Evo: DNA Foundation Model

Evo is a biological foundation model capable of long-context modeling and design. Evo uses the StripedHyena architecture to enable modeling of sequences at a single-nucleotide, byte-level resolution with near-linear scaling of compute and memory relative to context length. Evo has 7 billion parameters and is trained on a prokaryotic whole-genome dataset containing ~300 billion nucleotides.
Preprint, February 2024

Click here to access Evo on Github.

Click here to access the Evo integration with HuggingFace.

Click here to read our blog post to learn more about Evo.

Tool Features

A foundation model for multiple modalities

Evo is able to learn across DNA, RNA and proteins, reaching competitive zero-shot performance on function prediction in prokaryotes with state-of-the-art protein language models without explicitly being shown protein coding regions.

Understanding at the whole genome level

Evo understands that small mutations to genes can have large effects on whole-organism function, which we use to perform zero-shot gene essentiality prediction.

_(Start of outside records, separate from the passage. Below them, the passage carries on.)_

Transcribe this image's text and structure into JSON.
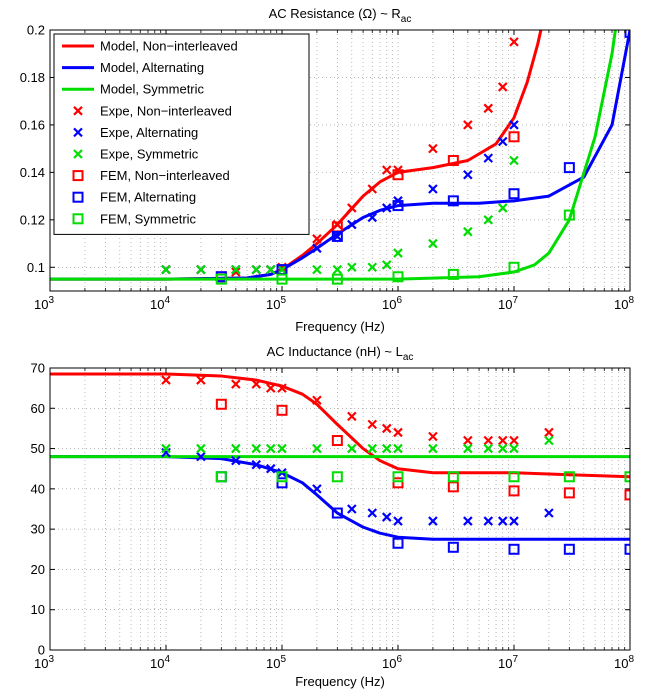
{
  "colors": {
    "red": "#ff0000",
    "blue": "#0000ff",
    "green": "#00dd00"
  },
  "chart_data": [
    {
      "type": "line",
      "title": "AC Resistance (Ω) ~ R",
      "title_sub": "ac",
      "xlabel": "Frequency (Hz)",
      "ylabel": "",
      "xscale": "log",
      "xlim": [
        1000,
        100000000
      ],
      "ylim": [
        0.09,
        0.2
      ],
      "yticks": [
        "0.1",
        "0.12",
        "0.14",
        "0.16",
        "0.18",
        "0.2"
      ],
      "ytick_values": [
        0.1,
        0.12,
        0.14,
        0.16,
        0.18,
        0.2
      ],
      "xticks": [
        {
          "base": "10",
          "exp": "3",
          "value": 1000
        },
        {
          "base": "10",
          "exp": "4",
          "value": 10000
        },
        {
          "base": "10",
          "exp": "5",
          "value": 100000
        },
        {
          "base": "10",
          "exp": "6",
          "value": 1000000
        },
        {
          "base": "10",
          "exp": "7",
          "value": 10000000
        },
        {
          "base": "10",
          "exp": "8",
          "value": 100000000
        }
      ],
      "grid": true,
      "legend_position": "top-left",
      "series": [
        {
          "name": "Model, Non−interleaved",
          "kind": "line",
          "color": "red",
          "x": [
            1000,
            10000,
            50000,
            80000,
            100000,
            150000,
            200000,
            300000,
            500000,
            700000,
            1000000,
            2000000,
            4000000,
            7000000,
            10000000,
            13000000,
            16000000,
            20000000
          ],
          "y": [
            0.095,
            0.095,
            0.0955,
            0.097,
            0.099,
            0.105,
            0.11,
            0.118,
            0.13,
            0.136,
            0.14,
            0.142,
            0.145,
            0.152,
            0.163,
            0.178,
            0.194,
            0.215
          ]
        },
        {
          "name": "Model, Alternating",
          "kind": "line",
          "color": "blue",
          "x": [
            1000,
            10000,
            50000,
            80000,
            100000,
            150000,
            200000,
            300000,
            500000,
            700000,
            1000000,
            2000000,
            5000000,
            10000000,
            20000000,
            40000000,
            70000000,
            100000000
          ],
          "y": [
            0.095,
            0.095,
            0.0955,
            0.097,
            0.099,
            0.104,
            0.108,
            0.114,
            0.121,
            0.124,
            0.126,
            0.127,
            0.127,
            0.128,
            0.13,
            0.138,
            0.16,
            0.2
          ]
        },
        {
          "name": "Model, Symmetric",
          "kind": "line",
          "color": "green",
          "x": [
            1000,
            100000,
            1000000,
            5000000,
            10000000,
            15000000,
            20000000,
            30000000,
            50000000,
            70000000,
            80000000
          ],
          "y": [
            0.095,
            0.095,
            0.095,
            0.096,
            0.098,
            0.101,
            0.106,
            0.12,
            0.155,
            0.19,
            0.21
          ]
        },
        {
          "name": "Expe, Non−interleaved",
          "kind": "x",
          "color": "red",
          "x": [
            10000,
            20000,
            40000,
            60000,
            80000,
            100000,
            200000,
            300000,
            400000,
            600000,
            800000,
            1000000,
            2000000,
            4000000,
            6000000,
            8000000,
            10000000
          ],
          "y": [
            0.099,
            0.099,
            0.098,
            0.099,
            0.099,
            0.1,
            0.112,
            0.118,
            0.125,
            0.133,
            0.141,
            0.141,
            0.15,
            0.16,
            0.167,
            0.176,
            0.195
          ]
        },
        {
          "name": "Expe, Alternating",
          "kind": "x",
          "color": "blue",
          "x": [
            10000,
            20000,
            40000,
            60000,
            80000,
            100000,
            200000,
            300000,
            400000,
            600000,
            800000,
            1000000,
            2000000,
            4000000,
            6000000,
            8000000,
            10000000
          ],
          "y": [
            0.099,
            0.099,
            0.099,
            0.099,
            0.099,
            0.099,
            0.108,
            0.113,
            0.118,
            0.121,
            0.125,
            0.128,
            0.133,
            0.139,
            0.146,
            0.153,
            0.16
          ]
        },
        {
          "name": "Expe, Symmetric",
          "kind": "x",
          "color": "green",
          "x": [
            10000,
            20000,
            40000,
            60000,
            80000,
            100000,
            200000,
            300000,
            400000,
            600000,
            800000,
            1000000,
            2000000,
            4000000,
            6000000,
            8000000,
            10000000
          ],
          "y": [
            0.099,
            0.099,
            0.099,
            0.099,
            0.099,
            0.099,
            0.099,
            0.099,
            0.1,
            0.1,
            0.101,
            0.106,
            0.11,
            0.115,
            0.12,
            0.125,
            0.145
          ]
        },
        {
          "name": "FEM, Non−interleaved",
          "kind": "square",
          "color": "red",
          "x": [
            30000,
            100000,
            300000,
            1000000,
            3000000,
            10000000
          ],
          "y": [
            0.096,
            0.099,
            0.117,
            0.139,
            0.145,
            0.155
          ]
        },
        {
          "name": "FEM, Alternating",
          "kind": "square",
          "color": "blue",
          "x": [
            30000,
            100000,
            300000,
            1000000,
            3000000,
            10000000,
            30000000,
            100000000
          ],
          "y": [
            0.096,
            0.099,
            0.113,
            0.126,
            0.128,
            0.131,
            0.142,
            0.199
          ]
        },
        {
          "name": "FEM, Symmetric",
          "kind": "square",
          "color": "green",
          "x": [
            30000,
            100000,
            300000,
            1000000,
            3000000,
            10000000,
            30000000
          ],
          "y": [
            0.095,
            0.095,
            0.095,
            0.096,
            0.097,
            0.1,
            0.122
          ]
        }
      ]
    },
    {
      "type": "line",
      "title": "AC Inductance (nH) ~ L",
      "title_sub": "ac",
      "xlabel": "Frequency (Hz)",
      "ylabel": "",
      "xscale": "log",
      "xlim": [
        1000,
        100000000
      ],
      "ylim": [
        0,
        70
      ],
      "yticks": [
        "0",
        "10",
        "20",
        "30",
        "40",
        "50",
        "60",
        "70"
      ],
      "ytick_values": [
        0,
        10,
        20,
        30,
        40,
        50,
        60,
        70
      ],
      "xticks": [
        {
          "base": "10",
          "exp": "3",
          "value": 1000
        },
        {
          "base": "10",
          "exp": "4",
          "value": 10000
        },
        {
          "base": "10",
          "exp": "5",
          "value": 100000
        },
        {
          "base": "10",
          "exp": "6",
          "value": 1000000
        },
        {
          "base": "10",
          "exp": "7",
          "value": 10000000
        },
        {
          "base": "10",
          "exp": "8",
          "value": 100000000
        }
      ],
      "grid": true,
      "series": [
        {
          "kind": "line",
          "color": "red",
          "x": [
            1000,
            10000,
            30000,
            60000,
            100000,
            150000,
            200000,
            300000,
            500000,
            700000,
            1000000,
            2000000,
            5000000,
            10000000,
            30000000,
            100000000
          ],
          "y": [
            68.5,
            68.5,
            68,
            67,
            65.5,
            63.5,
            61,
            56,
            50,
            47,
            45,
            44,
            44,
            44,
            43.5,
            43
          ]
        },
        {
          "kind": "line",
          "color": "blue",
          "x": [
            1000,
            10000,
            30000,
            60000,
            100000,
            150000,
            200000,
            300000,
            500000,
            700000,
            1000000,
            2000000,
            5000000,
            10000000,
            30000000,
            100000000
          ],
          "y": [
            48,
            48,
            47.5,
            46,
            44,
            41.5,
            38.5,
            34,
            30.5,
            29,
            28,
            27.5,
            27.5,
            27.5,
            27.5,
            27.5
          ]
        },
        {
          "kind": "line",
          "color": "green",
          "x": [
            1000,
            10000,
            100000,
            1000000,
            10000000,
            100000000
          ],
          "y": [
            48,
            48,
            48,
            48,
            48,
            48
          ]
        },
        {
          "kind": "x",
          "color": "red",
          "x": [
            10000,
            20000,
            40000,
            60000,
            80000,
            100000,
            200000,
            400000,
            600000,
            800000,
            1000000,
            2000000,
            4000000,
            6000000,
            8000000,
            10000000,
            20000000
          ],
          "y": [
            67,
            67,
            66,
            66,
            65,
            65,
            62,
            58,
            56,
            55,
            54,
            53,
            52,
            52,
            52,
            52,
            54
          ]
        },
        {
          "kind": "x",
          "color": "blue",
          "x": [
            10000,
            20000,
            40000,
            60000,
            80000,
            100000,
            200000,
            400000,
            600000,
            800000,
            1000000,
            2000000,
            4000000,
            6000000,
            8000000,
            10000000,
            20000000
          ],
          "y": [
            49,
            48,
            47,
            46,
            45,
            44,
            40,
            35,
            34,
            33,
            32,
            32,
            32,
            32,
            32,
            32,
            34
          ]
        },
        {
          "kind": "x",
          "color": "green",
          "x": [
            10000,
            20000,
            40000,
            60000,
            80000,
            100000,
            200000,
            400000,
            600000,
            800000,
            1000000,
            2000000,
            4000000,
            6000000,
            8000000,
            10000000,
            20000000
          ],
          "y": [
            50,
            50,
            50,
            50,
            50,
            50,
            50,
            50,
            50,
            50,
            50,
            50,
            50,
            50,
            50,
            50,
            52
          ]
        },
        {
          "kind": "square",
          "color": "red",
          "x": [
            30000,
            100000,
            300000,
            1000000,
            3000000,
            10000000,
            30000000,
            100000000
          ],
          "y": [
            61,
            59.5,
            52,
            41.5,
            40.5,
            39.5,
            39,
            38.5
          ]
        },
        {
          "kind": "square",
          "color": "blue",
          "x": [
            30000,
            100000,
            300000,
            1000000,
            3000000,
            10000000,
            30000000,
            100000000
          ],
          "y": [
            43,
            41.5,
            34,
            26.5,
            25.5,
            25,
            25,
            25
          ]
        },
        {
          "kind": "square",
          "color": "green",
          "x": [
            30000,
            100000,
            300000,
            1000000,
            3000000,
            10000000,
            30000000,
            100000000
          ],
          "y": [
            43,
            43,
            43,
            43,
            43,
            43,
            43,
            43
          ]
        }
      ]
    }
  ]
}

Generation from molecular to genome scale

Evo can generate sequences that include molecular complexes (Cas proteins bound to noncoding RNA), systems (mobile genetic elements), and coding-rich genome-length sequences.

Single-nucleotide resolution

Evo can design model long sequences without losing single-nucleotide resolution, enabled by fundamental changes to the machine learning model architecture based on the latest advances in deep signal processing.